Making Smarter Configurations
We have a way to defer loading the runtime configuration, but we don't have any protection against loading the wrong value into a parameter. I'll use guard procedures because they allow control over the final value bound to a parameter. Since configuration sources will likely produce strings, some level of type coercion is appropriate.
(require racket/tcp)
(define (expect-listen-port v)
(cond [(listen-port-number? v) v]
[(string? v) (expect-listen-port (string->number v))]
[else (raise-user-error 'port
"~v is not a valid listen port number"
v)]))
(define port (make-parameter 80 expect-listen-port))
This plays well with a corollary of the earlier program: Any error in
loading a runtime configuration can now be raised from
call-with-runtime-configuration. This helps us trace errors back
to our configuration sources from a common code path. The act of
deferring bindings won't raise validation errors, but a parameter
guard will complain the moment we try to actually put the wrong value
in its parameter.
We're not done. The parameters we've been creating are bound to identifiers in a namespace for which we don't have a reference. We can get that reference, but it's easier to organize our parameters in a dictionary value type like a hash table.
(define parameters
(hasheq 'port (make-parameter 80 expect-listen-port)))
This makes it easy to dump the current configuration to a file.
(define parameters
(hasheq 'port (make-parameter 80 expect-listen-port)))
(define (dump-runtime-configuration parameters)
(for/hash ([(key param) (in-dict parameters)])
(values key (param))))
(call-with-runtime-configuration deferred-bindings
(λ () (writeln (dump-runtime-configuration parameters))))
Adding a Configuration File
To make things more interesting, we will include a runtime configuration file (“rcfile”) as a source for values. We'll also cover how to provide those values in addition to command-line flags.

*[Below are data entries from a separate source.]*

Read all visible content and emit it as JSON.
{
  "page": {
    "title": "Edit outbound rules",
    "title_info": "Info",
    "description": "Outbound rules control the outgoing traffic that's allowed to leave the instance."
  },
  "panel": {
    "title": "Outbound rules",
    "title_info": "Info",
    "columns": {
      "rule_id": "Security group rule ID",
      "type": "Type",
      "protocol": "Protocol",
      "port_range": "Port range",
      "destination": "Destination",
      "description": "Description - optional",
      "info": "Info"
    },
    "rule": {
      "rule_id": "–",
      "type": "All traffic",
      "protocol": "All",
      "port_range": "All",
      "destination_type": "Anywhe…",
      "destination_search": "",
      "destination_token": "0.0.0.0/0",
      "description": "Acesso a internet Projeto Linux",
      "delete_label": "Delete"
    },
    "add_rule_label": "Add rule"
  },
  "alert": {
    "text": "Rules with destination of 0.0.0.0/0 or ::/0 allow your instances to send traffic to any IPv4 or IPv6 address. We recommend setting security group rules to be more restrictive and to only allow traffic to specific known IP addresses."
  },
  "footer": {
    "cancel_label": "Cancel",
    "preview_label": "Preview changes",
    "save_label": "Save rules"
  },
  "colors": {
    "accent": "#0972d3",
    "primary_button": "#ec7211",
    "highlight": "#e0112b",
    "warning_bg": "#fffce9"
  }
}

Many files in your Racket installation actually use Racket literal values for configuration, which is handy. We can write a text file containing just an associative list...
((foo . 1)
(bar . 2))
...or a hash table...
#hash((foo . 1)
(bar . 2))
...and read either one into memory like this:
#lang racket
(define rc (file->value "rcfile"))
(dict-ref rc 'foo) ; 1
(dict-ref rc 'bar) ; 2
(dict-ref rc 'does-not-exist 3) ; 3
This works because associative lists and hash tables both count as dictionary types. We can read the file and compare the keys with those in our parameter dictionary. This helps whenever we extend our configuration using sources that act as dictionaries.
(define (defer-dynamic-bindings/dict parameter-dict config-dict)
(for/fold ([rc null])
([(key val) (in-dict config-dict)])
(if (dict-has-key? parameter-dict key)
(cons (defer-dynamic-binding
(dict-ref parameter-dict key)
val)
rc)
rc)))
We can now amend our program as follows:
#lang racket
(require racket/tcp)
(define (expect-listen-port v)
(cond [(listen-port-number? v) v]
[(string? v) (expect-listen-port (string->number v))]
[else (raise-user-error 'port
"~v is not a valid listen port number"
v)]))
(define (defer-dynamic-binding param value)
(λ (continue)
(parameterize ([param value])
(continue))))
(define (defer-dynamic-bindings/dict parameter-dict config-dict)
(for/fold ([rc null])
([(key val) (in-dict config-dict)])
(if (dict-has-key? parameter-dict key)
(cons (defer-dynamic-binding
(dict-ref parameter-dict key)
val)
rc)
rc)))
(define (call-with-runtime-configuration fs continue)
((foldl (λ (next accumulated)
(λ () (next accumulated)))
continue
(reverse fs))))
(module+ main
(define parameters
(hasheq 'port (make-parameter 80 expect-listen-port)))
(parse-command-line
"my-program"
(current-command-line-arguments)
; Flag table
`((once-each
[("-p" "--port")
,(λ (flag user-port)
(defer-dynamic-binding
(dict-ref parameters 'port)
user-port))
("port" "Port used to listen for connections")]))
; Main program
(λ (from-cli)
(define from-rcfile
(if (file-exists? "rcfile")
(defer-dynamic-bindings/dict
parameters
(file->value "rcfile"))
null))
(call-with-runtime-configuration
(append from-rcfile from-cli) ; flags can override rcfile
(λ () (displayln ((dict-ref parameters 'port))))))
null))
Notice that in this version of the program, the bindings from the rcfile are applied before the bindings applied by the command-line interface.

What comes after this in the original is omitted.